= Economy of the Netherlands from 1500–1700 =

The history of the Dutch economy has faced several ups and downs throughout the 16th and 17th centuries. It has undergone moments of prosperity and was one of the dominant world powers in the 17th century. Its heavy involvement in the Atlantic trade had a large impact on its economy and growth. There is no clear definition for the Atlantic trade, but researchers have concluded it may be referred to as: Trade with the New World, and trade with the Asia through the Atlantic, including, but not limited to, imperialism and slavery based undertakings. Among the most important of these traders were the Dutch and the British. It is noted that these two nations experienced a more rapid growth than most due to their non-absolutist political institutions. This is only one of many beneficial factors that played a role in shaping growth and economic change within the Netherlands that occurred throughout the 16th and 17th centuries.

== The rise of Dutch independence ==

The Dutch success in trade did not come without struggle and conflict. Studies show that the Dutch had several qualities that afforded their trade system to rise above other European states' throughout the duration of Atlantic trade. Dutch merchants have always had access and opportunities providing a gateway to profitable trade. They also obtained autonomy. Before the Dutch Revolt, the Dutch were under the control of the Habsburg Empire which limited the power of Dutch merchants and their influence on trade. The Empire had control and tried to gain even more over the fiscal revenues from the Netherlands. Conflict amongst the merchants and the empire began to grow and independence and new political institutions were the result.

During the Revolt, Dutch trade was revolutionized, and the 15th century marked a considerable expansion of the Dutch economy. Several important modifications were made to both the military and commercial strategies. Before long, the Dutch had gained access to Asian and American trade centers. Leading this drive to independence were merchants. Throughout this time the Dutch experienced growth in economic industries such as agriculture, shipping, and public finance. In 1590, the beginning of divergence between the South and North of Europe began to be noticeable, as well as the explosion of Dutch commerce and the early stages of Amsterdam growing as a large financial center. The growing Atlantic trade was edging out the once profitable Baltic route. With trade growing along this route and specialization prospering, the Dutch were ultimately victorious in their pursuits against the Habsburgs.

Israel states:

From 1590, there was a dramatic improvement in the Republic's economic circumstances. Commerce and shipping expanded enormously, as did the towns. As a result, the financial power of the states rapidly grew, and it was possible to improve the army vastly, both qualitatively, and quantitatively, within a short space of time. The army increased from 20,000 men in 1588 to 32,000 by 1595, and its artillery, methods of transportation, and training were transformed. By 1629, the Dutch were able to field an army of 77,000 men, 50 percent larger than the Spanish army of Flanders″

The Dutch prospered immensely during this time. The leading benefactor of this growth was trade and the means of which they manifested it.

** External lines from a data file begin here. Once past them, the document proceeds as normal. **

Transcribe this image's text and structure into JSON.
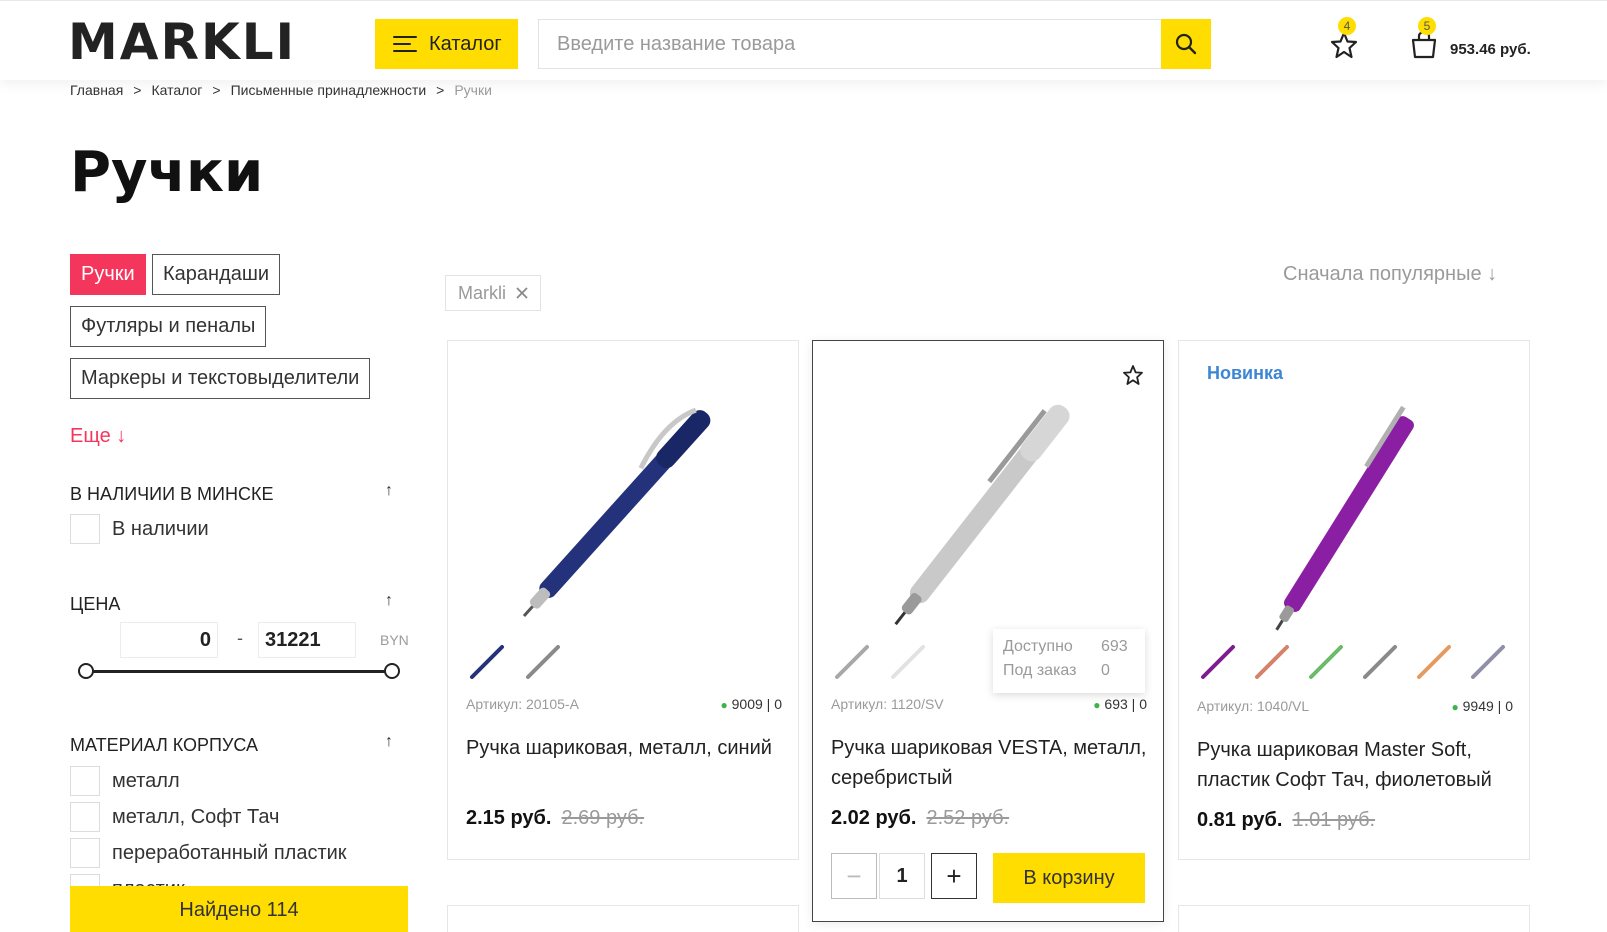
{
  "header": {
    "logo": "MARKLI",
    "catalog_label": "Каталог",
    "search_placeholder": "Введите название товара",
    "favorites_count": "4",
    "cart_count": "5",
    "cart_sum": "953.46 руб."
  },
  "breadcrumb": {
    "items": [
      "Главная",
      "Каталог",
      "Письменные принадлежности",
      "Ручки"
    ],
    "separator": ">"
  },
  "page_title": "Ручки",
  "subcategories": [
    "Ручки",
    "Карандаши",
    "Футляры и пеналы",
    "Маркеры и текстовыделители"
  ],
  "more_label": "Еще ↓",
  "filters": {
    "availability": {
      "title": "В НАЛИЧИИ В МИНСКЕ",
      "option": "В наличии"
    },
    "price": {
      "title": "ЦЕНА",
      "min": "0",
      "max": "31221",
      "currency": "BYN",
      "separator": "-"
    },
    "material": {
      "title": "МАТЕРИАЛ КОРПУСА",
      "options": [
        "металл",
        "металл, Софт Тач",
        "переработанный пластик",
        "пластик"
      ]
    },
    "arrow": "↑"
  },
  "found_label": "Найдено 114",
  "active_filter": "Markli",
  "sort_label": "Сначала популярные  ↓",
  "products": [
    {
      "sku": "Артикул: 20105-A",
      "stock": "9009",
      "order": "0",
      "name": "Ручка шариковая, металл, синий",
      "price": "2.15 руб.",
      "old_price": "2.69 руб.",
      "color": "#23327a",
      "swatches": [
        "#23327a",
        "#8a8a8a"
      ]
    },
    {
      "sku": "Артикул: 1120/SV",
      "stock": "693",
      "order": "0",
      "name": "Ручка шариковая VESTA, металл, серебристый",
      "price": "2.02 руб.",
      "old_price": "2.52 руб.",
      "color": "#c4c4c4",
      "swatches": [
        "#a8a8a8",
        "#e2e2e2"
      ],
      "tooltip": {
        "available_label": "Доступно",
        "available": "693",
        "order_label": "Под заказ",
        "order": "0"
      },
      "qty": "1",
      "to_cart_label": "В корзину"
    },
    {
      "badge": "Новинка",
      "sku": "Артикул: 1040/VL",
      "stock": "9949",
      "order": "0",
      "name": "Ручка шариковая Master Soft, пластик Софт Тач, фиолетовый",
      "price": "0.81 руб.",
      "old_price": "1.01 руб.",
      "color": "#8b1fa3",
      "swatches": [
        "#7c1d8f",
        "#d4826a",
        "#6cba6a",
        "#8a8a8a",
        "#e59a62",
        "#8f8fa8"
      ]
    }
  ],
  "colors": {
    "accent_yellow": "#ffdd00",
    "accent_pink": "#f5365c",
    "badge_blue": "#3d86d6"
  }
}
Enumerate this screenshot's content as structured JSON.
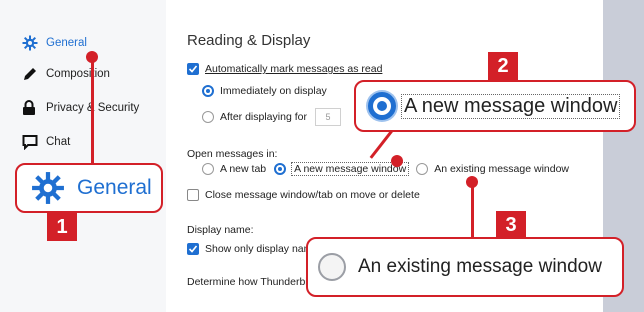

They did so particularly through conflict and specialization. Now we see the importance of competitive goods, the Dutch traded what was in demand and the strategy proved to be very favorable for them. They were long distance tradesmen and had some breathing space as far as trade regulations went, which also contributed to their growth. This is in comparison with the previous Habsburg restrictions. In his article, Acemuglu uses this evidence to prove that Atlantic trade led to the enrichment of merchants, which resulted in the development of political institutions. Said institutions are responsible for constraining the power of the crown.

== War and conflict ==

The Eighty Years' War also goes by the name: ‘The War of Dutch Independence’ (1568-1648). The war was a spurred by a revolt of the seventeen provinces within the Habsburg Empire. Philip II of Spain was leading the Habsburgs in the initial stages of the war. The war began due to high taxation within the Netherland regions. William of Orange, who had been exiled from the empire, led the revolting provinces to their first leg of success in the long war. Through the Dutch resistance and revolt, they had achieved the status of The Republic of the Seven United Netherlands in 1581 This declaration entered the Dutch and Habsburgs into a twelve-year truce, only to be disrupted once more by the start of a new war in 1619. The Thirty Years' War is known as one of the bloodiest wars in European history. It translated into a war of religions. It can also be recognized as a series of conflicts between feudalism and early capitalism (Evan, 2014: 36). The war ended with the Peace of Westphalia. The treated formally recognized the Dutch as an independent republic.

===Fall of Antwerp===

Antwerp was seized during the Eighty Wars' War from 1584 to 1585. Of the Seventeen Provinces and Northwestern Europe, Antwerp was the economic and financial center of these locations. Antwerp eventually became heavily involved in the rebellion against the Spanish Habsburgs. Ultimately, the city joined became the 'capital' of the Dutch Revolt. This status became official once they joined the Union of Utrecht in 1579. The Spanish held their ground against the defensive Dutch and because of their cannons and strong troops they proved to be successful in their siege of the land. Antwerp's Protestant population was forced to relocate or migrate from their once homeland. Many of the skilled craftsmen and merchants migrated northbound to ultimately provide the foundation for Dutch trade expansion and growth. Their new home formally became The United Provinces of the Netherlands or as previously mentioned: The Dutch Republic. Antwerp was also the home of the Shelde River Estuary Port. When the Spanish captured this port, it became a turning point in the war. Prior to the Fall of Antwerp, Portuguese had been sending gold, ivory, sugar, and other products from the Atlantic to the main port in Antwerp.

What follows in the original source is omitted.